Furthermore, my students always seem to be more motivated when there is a visual learning opportunity. I even often hear myself saying, “If you do not understand a problem, draw a picture first.” This is a constant line that comes out of the mouths of teachers. We immediately go to the visual when the information does not seem to make sense. Isn’t that what critical thinking is all about? Students should be able to think about solving problems in a new way. There may only be one answer. However, there are infinitely many ways to solve one problem.

Let’s think of one example of this. What if this question was posed:

#### Mr. Clark is buying soda for a birthday party. There are 39 guests coming, and each case of soda holds 7 cans. How many cases of soda does Mr. Clark need to buy so that each person gets one soda?

As a mathematician, my mind immediately goes to times tables.

7 cans x 6 cases = 42 cans. So, there will be 3 left over.
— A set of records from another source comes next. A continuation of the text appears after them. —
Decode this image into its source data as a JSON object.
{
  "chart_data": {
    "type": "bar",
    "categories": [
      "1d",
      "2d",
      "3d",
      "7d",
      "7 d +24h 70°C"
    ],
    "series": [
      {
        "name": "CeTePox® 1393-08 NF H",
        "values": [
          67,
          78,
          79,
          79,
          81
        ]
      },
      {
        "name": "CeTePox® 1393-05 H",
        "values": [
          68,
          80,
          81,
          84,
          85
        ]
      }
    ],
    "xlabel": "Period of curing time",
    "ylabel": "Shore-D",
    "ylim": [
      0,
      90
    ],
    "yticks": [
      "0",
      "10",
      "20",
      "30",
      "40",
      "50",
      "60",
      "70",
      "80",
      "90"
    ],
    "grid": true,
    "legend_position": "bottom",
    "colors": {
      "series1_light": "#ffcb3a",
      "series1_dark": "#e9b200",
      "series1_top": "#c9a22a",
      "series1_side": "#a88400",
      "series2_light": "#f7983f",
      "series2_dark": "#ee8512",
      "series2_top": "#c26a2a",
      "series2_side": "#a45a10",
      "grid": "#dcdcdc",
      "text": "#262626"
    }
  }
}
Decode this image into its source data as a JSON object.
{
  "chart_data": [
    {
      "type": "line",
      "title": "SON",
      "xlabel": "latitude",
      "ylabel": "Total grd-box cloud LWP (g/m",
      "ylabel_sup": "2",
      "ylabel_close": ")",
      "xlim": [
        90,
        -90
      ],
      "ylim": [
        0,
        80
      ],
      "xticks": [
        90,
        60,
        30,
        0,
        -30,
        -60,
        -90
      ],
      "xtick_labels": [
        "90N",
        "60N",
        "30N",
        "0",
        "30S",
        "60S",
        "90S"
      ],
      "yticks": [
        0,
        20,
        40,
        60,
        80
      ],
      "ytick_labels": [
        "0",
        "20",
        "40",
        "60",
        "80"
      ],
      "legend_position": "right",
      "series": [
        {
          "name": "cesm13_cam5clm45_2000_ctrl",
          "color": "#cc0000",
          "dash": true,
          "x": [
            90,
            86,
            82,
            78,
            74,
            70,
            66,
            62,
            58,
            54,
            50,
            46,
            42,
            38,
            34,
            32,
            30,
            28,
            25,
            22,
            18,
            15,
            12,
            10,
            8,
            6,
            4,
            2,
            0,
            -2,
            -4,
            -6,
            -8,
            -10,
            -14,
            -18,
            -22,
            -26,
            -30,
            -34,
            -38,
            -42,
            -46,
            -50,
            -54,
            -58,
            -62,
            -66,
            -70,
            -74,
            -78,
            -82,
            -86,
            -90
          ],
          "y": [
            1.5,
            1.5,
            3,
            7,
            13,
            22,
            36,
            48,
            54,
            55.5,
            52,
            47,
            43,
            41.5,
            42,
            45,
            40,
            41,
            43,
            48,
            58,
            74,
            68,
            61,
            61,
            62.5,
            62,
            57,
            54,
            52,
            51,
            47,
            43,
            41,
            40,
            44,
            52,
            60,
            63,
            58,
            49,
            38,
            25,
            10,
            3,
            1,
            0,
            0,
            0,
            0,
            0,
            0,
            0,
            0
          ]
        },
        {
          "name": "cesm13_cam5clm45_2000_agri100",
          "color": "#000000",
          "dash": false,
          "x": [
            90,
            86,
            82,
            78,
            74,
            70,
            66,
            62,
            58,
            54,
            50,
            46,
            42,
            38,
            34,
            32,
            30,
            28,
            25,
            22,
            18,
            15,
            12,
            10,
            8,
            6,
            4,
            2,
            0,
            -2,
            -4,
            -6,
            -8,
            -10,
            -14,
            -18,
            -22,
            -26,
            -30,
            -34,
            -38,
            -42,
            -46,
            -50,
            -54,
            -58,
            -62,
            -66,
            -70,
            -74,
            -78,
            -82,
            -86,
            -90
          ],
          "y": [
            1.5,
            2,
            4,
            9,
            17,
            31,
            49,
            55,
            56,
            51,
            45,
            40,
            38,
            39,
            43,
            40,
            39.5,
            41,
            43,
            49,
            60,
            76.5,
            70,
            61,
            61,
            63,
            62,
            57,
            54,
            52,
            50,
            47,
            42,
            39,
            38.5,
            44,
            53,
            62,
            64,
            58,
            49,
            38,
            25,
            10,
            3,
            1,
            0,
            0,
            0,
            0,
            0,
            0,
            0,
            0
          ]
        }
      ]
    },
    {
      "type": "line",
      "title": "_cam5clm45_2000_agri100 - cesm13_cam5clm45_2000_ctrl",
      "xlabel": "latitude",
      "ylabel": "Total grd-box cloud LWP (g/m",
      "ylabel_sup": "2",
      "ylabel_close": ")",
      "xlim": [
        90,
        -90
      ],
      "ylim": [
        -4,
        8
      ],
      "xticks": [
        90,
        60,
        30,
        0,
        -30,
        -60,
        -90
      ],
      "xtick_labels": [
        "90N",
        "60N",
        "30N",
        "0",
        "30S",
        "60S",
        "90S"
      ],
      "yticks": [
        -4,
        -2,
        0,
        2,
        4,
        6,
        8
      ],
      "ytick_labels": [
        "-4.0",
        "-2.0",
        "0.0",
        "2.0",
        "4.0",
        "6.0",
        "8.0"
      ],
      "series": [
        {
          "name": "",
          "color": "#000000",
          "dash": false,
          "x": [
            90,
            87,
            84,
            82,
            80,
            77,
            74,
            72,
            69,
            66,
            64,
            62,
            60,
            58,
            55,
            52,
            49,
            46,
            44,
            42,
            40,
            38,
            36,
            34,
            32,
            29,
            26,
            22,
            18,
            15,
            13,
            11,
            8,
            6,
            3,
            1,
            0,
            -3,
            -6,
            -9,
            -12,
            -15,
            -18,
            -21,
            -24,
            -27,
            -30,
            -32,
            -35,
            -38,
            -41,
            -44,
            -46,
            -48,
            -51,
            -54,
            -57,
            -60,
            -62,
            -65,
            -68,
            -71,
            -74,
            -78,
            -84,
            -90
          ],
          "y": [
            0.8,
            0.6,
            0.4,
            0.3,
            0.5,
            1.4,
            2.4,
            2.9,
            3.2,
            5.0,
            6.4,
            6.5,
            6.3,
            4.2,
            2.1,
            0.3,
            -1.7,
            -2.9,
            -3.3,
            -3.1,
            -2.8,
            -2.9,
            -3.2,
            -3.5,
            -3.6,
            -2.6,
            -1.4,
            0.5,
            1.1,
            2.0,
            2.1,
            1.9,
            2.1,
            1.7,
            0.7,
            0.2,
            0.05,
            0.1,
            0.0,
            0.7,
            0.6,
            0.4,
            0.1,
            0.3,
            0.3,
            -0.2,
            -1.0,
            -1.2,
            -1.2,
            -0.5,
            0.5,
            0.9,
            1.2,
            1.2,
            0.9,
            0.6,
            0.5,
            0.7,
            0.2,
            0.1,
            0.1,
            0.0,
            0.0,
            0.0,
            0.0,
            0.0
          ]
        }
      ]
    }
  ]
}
However, most students that are answering this question are in elementary school. Times tables are not always the first thing that come to mind. That’s where visual literacy and critical thinking come into play. Take a look at a similar problem below solved with visuals:

Thus, critical thinking and visual literacy link together in order to create these **picture perfect problem solvers.**

Hi Emily, I like the way you practiced what you preach (so to speak) in this post by using not only words but relevant images to engage your readers!

I was intrigued by this blog post about Using Visual Representations in Mathematics on a site that shares stratgies for teaching differently abled students. Of course the principles of Universal Design for Learning would suggest (as you have) that thses ideas would be interesting ways to enhance instruction for all learners.